Non, elle ne le savait pas. Elle se sentit écrasée par sa faute. Si Tina ne retournait pas au bercail d'ici peu, tous ses beaux projets seraient à l'eau. Elle serait renvoyée, déshonorée. Elle détourna son regard de Fouillet, qui la toisait sans aménité, une expression sévère sur le visage.
« Eh bien, mademoiselle, c'est très simple. Si Mme Satrapoulos ne se trouve pas dans l'hôtel et qu'elle ne soit pas rentrée… disons… d'ici deux heures… je me verrai dans l'obligation d'alerter le commissariat du quartier. A moins que vous n'ayez une autre solution à me suggérer? »
Maria se taisait, accablée, démolie, angoissée. Il en profita pour gagner la porte, lui lançant auparavant la flèche du parthe :
« Quoi qu'il arrive à cette charmante vieille dame, je crains que l'on vous en tienne pour responsable. »
Il réfléchit une seconde, et ajouta :
« D'ailleurs, je pense que vous êtes
Et il sortit, la laissant plantée au milieu de la pièce. Maria sentit les larmes lui monter aux yeux. Elle s'abattit sur le lit, se cacha la tête dans les bras et se mit à sangloter.
Tina s'éveilla en sursaut. Elle ouvrit les yeux et se demanda pendant quelques secondes ce qu'elle faisait là, couchée à la belle étoile au lieu de dormir dans le lit de sa maison. Puis, elle se souvint et jeta un regard craintif autour d'elle, pour voir si on ne l'avait pas rattrapée.
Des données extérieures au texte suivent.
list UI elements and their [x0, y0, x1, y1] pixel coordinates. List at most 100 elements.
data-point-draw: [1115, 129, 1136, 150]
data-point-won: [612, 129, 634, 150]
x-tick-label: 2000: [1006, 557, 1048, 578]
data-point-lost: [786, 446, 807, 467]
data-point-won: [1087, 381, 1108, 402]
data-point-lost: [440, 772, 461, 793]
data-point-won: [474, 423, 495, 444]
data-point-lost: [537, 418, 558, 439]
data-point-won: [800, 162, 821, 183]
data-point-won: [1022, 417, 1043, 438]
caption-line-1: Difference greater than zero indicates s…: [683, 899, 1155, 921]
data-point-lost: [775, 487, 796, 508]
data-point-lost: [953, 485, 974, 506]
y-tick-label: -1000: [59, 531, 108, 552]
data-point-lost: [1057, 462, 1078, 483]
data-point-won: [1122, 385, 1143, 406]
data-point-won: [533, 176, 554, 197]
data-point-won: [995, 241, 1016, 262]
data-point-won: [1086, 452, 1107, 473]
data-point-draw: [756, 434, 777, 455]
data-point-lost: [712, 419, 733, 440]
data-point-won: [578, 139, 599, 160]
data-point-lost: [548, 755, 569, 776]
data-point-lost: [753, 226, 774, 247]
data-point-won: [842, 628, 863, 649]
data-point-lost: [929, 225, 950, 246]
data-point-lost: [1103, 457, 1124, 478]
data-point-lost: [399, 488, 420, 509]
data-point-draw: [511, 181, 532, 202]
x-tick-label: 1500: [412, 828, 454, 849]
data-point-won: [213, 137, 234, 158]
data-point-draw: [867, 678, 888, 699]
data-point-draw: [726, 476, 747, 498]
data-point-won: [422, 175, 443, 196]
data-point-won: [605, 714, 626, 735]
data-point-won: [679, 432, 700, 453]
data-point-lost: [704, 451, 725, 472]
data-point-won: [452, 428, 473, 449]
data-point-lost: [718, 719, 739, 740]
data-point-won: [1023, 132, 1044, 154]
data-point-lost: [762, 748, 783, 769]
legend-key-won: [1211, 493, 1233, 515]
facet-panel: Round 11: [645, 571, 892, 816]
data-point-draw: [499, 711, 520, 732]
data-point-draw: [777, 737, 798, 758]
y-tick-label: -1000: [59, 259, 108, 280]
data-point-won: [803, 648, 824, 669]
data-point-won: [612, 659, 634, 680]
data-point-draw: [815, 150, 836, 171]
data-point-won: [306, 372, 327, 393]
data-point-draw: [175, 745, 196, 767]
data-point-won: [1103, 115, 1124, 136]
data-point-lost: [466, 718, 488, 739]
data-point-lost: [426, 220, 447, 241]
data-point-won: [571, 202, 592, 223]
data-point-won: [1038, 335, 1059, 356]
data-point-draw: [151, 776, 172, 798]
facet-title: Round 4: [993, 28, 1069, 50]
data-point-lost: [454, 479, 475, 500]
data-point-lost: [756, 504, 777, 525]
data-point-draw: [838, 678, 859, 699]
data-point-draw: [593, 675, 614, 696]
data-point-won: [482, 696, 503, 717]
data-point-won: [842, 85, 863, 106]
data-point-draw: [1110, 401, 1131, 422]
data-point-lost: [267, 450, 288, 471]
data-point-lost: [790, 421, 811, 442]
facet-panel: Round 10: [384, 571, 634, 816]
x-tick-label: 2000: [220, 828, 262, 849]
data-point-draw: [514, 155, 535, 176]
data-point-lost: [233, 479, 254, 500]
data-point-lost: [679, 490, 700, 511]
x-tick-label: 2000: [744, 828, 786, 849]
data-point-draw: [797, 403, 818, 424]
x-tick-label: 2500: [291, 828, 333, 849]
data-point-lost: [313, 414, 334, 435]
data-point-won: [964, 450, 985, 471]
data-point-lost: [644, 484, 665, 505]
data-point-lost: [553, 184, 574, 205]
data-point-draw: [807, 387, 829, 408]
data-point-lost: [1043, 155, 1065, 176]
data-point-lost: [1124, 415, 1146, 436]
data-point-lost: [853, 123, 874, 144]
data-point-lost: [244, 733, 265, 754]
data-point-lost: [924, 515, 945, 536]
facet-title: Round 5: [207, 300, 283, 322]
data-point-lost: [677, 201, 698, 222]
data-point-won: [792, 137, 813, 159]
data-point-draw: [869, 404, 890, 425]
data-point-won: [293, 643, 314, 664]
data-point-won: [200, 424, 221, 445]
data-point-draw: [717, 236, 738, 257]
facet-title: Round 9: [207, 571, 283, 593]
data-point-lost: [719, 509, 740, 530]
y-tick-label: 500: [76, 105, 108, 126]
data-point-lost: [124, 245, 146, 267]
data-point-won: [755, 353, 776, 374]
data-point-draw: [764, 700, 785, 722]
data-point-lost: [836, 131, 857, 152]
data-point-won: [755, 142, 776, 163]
Le jardin était aussi vide que lorsqu'elle s'était endormie. Machinalement, elle se frictionna vigoureusement les flancs et les bras. Elle était transie de froid. Le petit manteau râpeux était aussi mince qu'une feuille de papier, et pas plus chaud. Ses pieds, qu'elle avait arrosés en prenant de l'eau au robinet, étaient trempés. Elle se leva, s'ébroua et, toute cassée par un vieux rhumatisme, essaya de se diriger vers l'éventaire de bonbons, dont elle espérait pouvoir enlever la bâche pour s'en couvrir.
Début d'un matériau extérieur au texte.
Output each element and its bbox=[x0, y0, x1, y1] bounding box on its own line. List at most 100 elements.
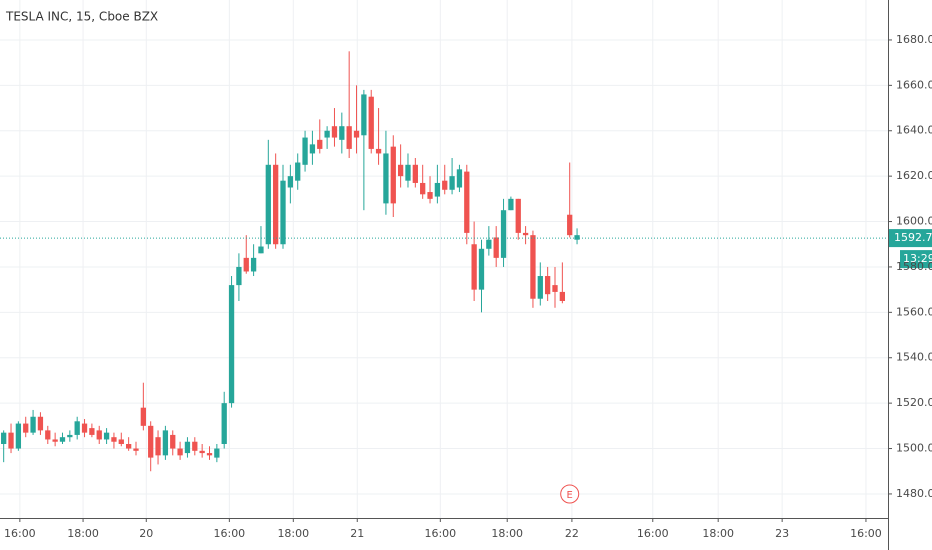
candle-body bbox=[23, 423, 29, 433]
y-tick-label: 1680.00 bbox=[896, 33, 932, 46]
countdown-label: 13:29 bbox=[903, 252, 932, 265]
candle-body bbox=[148, 425, 154, 458]
candle-body bbox=[89, 428, 95, 435]
candle-body bbox=[375, 148, 382, 154]
y-tick-label: 1660.00 bbox=[896, 78, 932, 91]
y-tick-label: 1560.00 bbox=[896, 305, 932, 318]
candle-body bbox=[412, 164, 418, 183]
candle-body bbox=[118, 439, 124, 444]
candle-body bbox=[508, 198, 514, 211]
candle-body bbox=[405, 164, 411, 181]
candle-body bbox=[530, 235, 536, 299]
candle-body bbox=[67, 434, 73, 438]
y-tick-label: 1620.00 bbox=[896, 169, 932, 182]
x-tick-label: 18:00 bbox=[491, 527, 523, 540]
y-tick-label: 1640.00 bbox=[896, 124, 932, 137]
candle-body bbox=[456, 169, 463, 188]
x-tick-label: 18:00 bbox=[277, 527, 309, 540]
candle-body bbox=[170, 434, 176, 449]
countdown-box bbox=[900, 250, 932, 269]
candle-body bbox=[515, 198, 521, 233]
candle-body bbox=[397, 164, 404, 177]
candle-body bbox=[324, 130, 330, 138]
y-tick-label: 1500.00 bbox=[896, 442, 932, 455]
last-price-label: 1592.71 bbox=[894, 231, 932, 244]
candle-body bbox=[221, 403, 227, 444]
candle-body bbox=[317, 139, 323, 149]
candle-body bbox=[368, 96, 374, 149]
x-tick-label: 18:00 bbox=[702, 527, 734, 540]
candle-body bbox=[155, 437, 161, 456]
candle-body bbox=[339, 126, 345, 140]
candle-body bbox=[162, 430, 169, 456]
candle-body bbox=[214, 448, 220, 458]
x-tick-label: 16:00 bbox=[637, 527, 669, 540]
y-tick-label: 1600.00 bbox=[896, 215, 932, 228]
grid-layer bbox=[0, 0, 888, 518]
candle-body bbox=[30, 416, 36, 433]
candle-body bbox=[52, 439, 58, 442]
x-tick-label: 16:00 bbox=[424, 527, 456, 540]
candle-body bbox=[192, 441, 198, 451]
candle-body bbox=[265, 164, 271, 245]
candle-body bbox=[309, 144, 316, 154]
candle-body bbox=[383, 153, 389, 204]
candle-body bbox=[45, 430, 51, 440]
earnings-marker bbox=[560, 484, 580, 504]
y-tick-label: 1520.00 bbox=[896, 396, 932, 409]
candle-body bbox=[140, 407, 146, 426]
x-tick-label: 16:00 bbox=[213, 527, 245, 540]
candle-body bbox=[280, 180, 286, 245]
candle-body bbox=[302, 137, 308, 165]
candle-body bbox=[574, 235, 580, 240]
candle-body bbox=[464, 171, 470, 233]
overlay-layer: E 1592.71 13:29 bbox=[0, 229, 932, 504]
candle-body bbox=[111, 437, 117, 442]
candle-body bbox=[228, 285, 235, 404]
chart-title: TESLA INC, 15, Cboe BZX bbox=[5, 10, 158, 24]
candle-body bbox=[8, 432, 14, 449]
candle-body bbox=[567, 214, 573, 236]
candles-layer bbox=[1, 51, 580, 472]
y-tick-label: 1580.00 bbox=[896, 260, 932, 273]
candle-body bbox=[74, 421, 80, 435]
candle-body bbox=[522, 232, 529, 236]
earnings-marker-label: E bbox=[567, 490, 573, 501]
candle-body bbox=[500, 210, 507, 258]
candle-body bbox=[427, 192, 433, 199]
candle-body bbox=[361, 94, 367, 136]
candle-body bbox=[331, 126, 338, 138]
candle-body bbox=[287, 176, 294, 188]
candle-body bbox=[442, 180, 448, 190]
y-tick-label: 1480.00 bbox=[896, 487, 932, 500]
x-tick-label: 16:00 bbox=[4, 527, 36, 540]
candle-body bbox=[243, 257, 249, 272]
candle-body bbox=[258, 246, 264, 254]
candle-body bbox=[353, 130, 360, 138]
x-tick-label: 18:00 bbox=[67, 527, 99, 540]
candle-body bbox=[133, 448, 139, 451]
candle-body bbox=[236, 266, 242, 286]
candle-body bbox=[346, 126, 352, 149]
candle-body bbox=[1, 432, 7, 444]
candle-body bbox=[537, 276, 543, 299]
candle-body bbox=[15, 423, 22, 449]
candle-body bbox=[545, 276, 551, 295]
candle-body bbox=[273, 164, 279, 245]
candle-body bbox=[434, 182, 441, 197]
y-tick-label: 1540.00 bbox=[896, 351, 932, 364]
candle-body bbox=[390, 146, 396, 204]
candle-body bbox=[199, 450, 205, 454]
candle-body bbox=[295, 162, 301, 181]
x-tick-label: 22 bbox=[565, 527, 579, 540]
candle-body bbox=[177, 448, 183, 456]
x-tick-label: 21 bbox=[350, 527, 364, 540]
candle-body bbox=[449, 176, 455, 190]
x-tick-label: 23 bbox=[775, 527, 789, 540]
candle-body bbox=[125, 444, 132, 449]
candle-body bbox=[552, 285, 558, 292]
candle-body bbox=[81, 423, 88, 433]
last-price-box bbox=[889, 229, 932, 248]
candle-body bbox=[206, 453, 213, 456]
Sur son passage, des animaux grognaient, des oiseaux s'agitaient. Elle sentait autour d'elle une vie non identifiée mais palpable, devinant des présences qui l'épiaient, mais sans les voir. A plusieurs reprises, dans les zones d'ombre intense, là où ne parvenait pas la sourde lueur du ciel, elle dut se repérer en palpant ce qui se trouvait devant elle. Elle parvint enfin devant la petite charrette. Elle passa d'abord la main sous la toile rugueuse et rafla un paquet de bonbons. Elle déchira l'emballage de cellophane et mâchonna avec satisfaction quelques boules sucrées. Elle entreprit ensuite de tirer sur la bâche, après en avoir relevé l'un des côtés. Elle s'arc-bouta, hala de toutes ses forces, mais rien ne bougea. Elle abandonna momentanément, s'assit par terre et se réconforta de deux autres bonbons. Elle essaya à nouveau, y mettant cette fois une énergie désespérée, car elle commençait à trembler de froid : peine perdue. La bâche avait dû s'accrocher aux montants de l'éventaire. Impossible de la faire glisser, impossible de la déchirer. Elle renonça et partit à la recherche d'un endroit où s'abriter.
Elle erra au hasard pendant une dizaine de minutes, tentant de retrouver certaines petites cages qu'elle avait repérées dans l'après-midi, et où devaient être enfermés des oiseaux. Puisqu'ils étaient vivants, c'est qu'ils étaient abrités. Tina se ferait une petite place parmi eux, dans la paille, et au lever du jour, elle se mêlerait à nouveau aux promeneurs. Elle ruminait une idée qui lui fit rebrousser chemin : si elle voulait séjourner dans cet endroit idyllique, il ne fallait pas qu'elle laissât trace de son passage. Or, l'éventaire de friandises avait été dérangé, il fallait tout remettre en ordre. Elle trottina, eut devant elle la masse légère de la bâche, tira dessus pour en recouvrir l'étalage. Elle y réussit tant bien que mal, poussant le scrupule jusqu'à ratisser la terre de ses mains afin de récupérer les emballages vides. Toutefois, elle se munit de deux paquets d'amandes et repartit en direction des cabanes à oiseaux. Elle s'orienta grâce à un immense néon rouge qui brillait au-dessus de la Halle aux Vins. Devant elle, l'allée se déroulait, juste un peu plus claire que l'obscurité environnante, suffisamment en tout cas pour qu'elle pût la suivre en veillant bien à ne pas s'écarter de son milieu.